I have some experience dealing with a state legislature, specifically Florida’s, and I can state categorically and with utmost confidence that giving them more power, or returning it to them, is not the answer.
Very few Americans are aware than in the original Constitution, only the House provided direct representation of the people. Which is why they called it what they did. Now all three elected branches of the federal government do so.
For historic proof that too much democracy harmed the States and our young nation, and why only one house in Congress was to rely on popular will, check out Gordon S. Wood's The Creation of the American Republic 1776-1787, 1969.
I am perfectly clear on the intent of the Founders in this regard.
However, the EC functioned as intended only three times, and the third time was such a disaster that the Constitution was promptly amended.
I am just not sure that returning increased power to those paragons of virtue the state legislature will make things any better.
The first source of the problems for the newly independent states was that their legislatures, which generally had two houses, were derived from the same source, the people. Both houses therefore sought the favor of the people and it lead to demagogic legislators and awful laws and unstable government. Sound familiar?

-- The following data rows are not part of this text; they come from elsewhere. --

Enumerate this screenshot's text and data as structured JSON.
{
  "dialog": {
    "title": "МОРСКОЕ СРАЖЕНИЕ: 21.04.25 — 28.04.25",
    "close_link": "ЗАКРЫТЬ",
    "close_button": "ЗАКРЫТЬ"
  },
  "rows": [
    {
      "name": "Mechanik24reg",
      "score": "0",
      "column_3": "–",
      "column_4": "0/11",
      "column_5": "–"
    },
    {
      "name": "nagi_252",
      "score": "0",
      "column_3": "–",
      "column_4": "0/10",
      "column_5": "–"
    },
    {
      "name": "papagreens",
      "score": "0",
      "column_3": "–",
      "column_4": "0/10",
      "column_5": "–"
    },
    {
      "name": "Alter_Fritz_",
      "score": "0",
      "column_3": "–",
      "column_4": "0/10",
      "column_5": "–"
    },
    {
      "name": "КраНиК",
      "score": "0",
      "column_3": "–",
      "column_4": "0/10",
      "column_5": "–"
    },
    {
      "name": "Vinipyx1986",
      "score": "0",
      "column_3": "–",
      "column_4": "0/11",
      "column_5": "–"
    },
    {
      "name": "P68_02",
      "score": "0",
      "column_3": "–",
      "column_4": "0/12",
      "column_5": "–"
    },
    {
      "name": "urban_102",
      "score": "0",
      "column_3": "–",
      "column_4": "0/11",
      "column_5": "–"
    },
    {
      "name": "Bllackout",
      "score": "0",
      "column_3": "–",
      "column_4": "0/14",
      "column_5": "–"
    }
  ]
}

By the mid 1780s this problem was recognized and was in the process of being corrected in most states. The mistakes of 1776-1777 regarding state Senatorial elections by popular votes would not be repeated at the federal Convention of 1787. The people would elect members to one house only, not because of ideology, but because it was demonstrably deficient to allow the people to elect members to both houses of the legislatures. Members of the federal Senate had to come from a source filtered from the people.
It had nothing to with your “paragons of virtue.”
With the 17th we ignored our own history and went whole hog back to a method of Senatorial election that had been shown to be dangerous to our liberties.
What do you find so clear? What was their intent?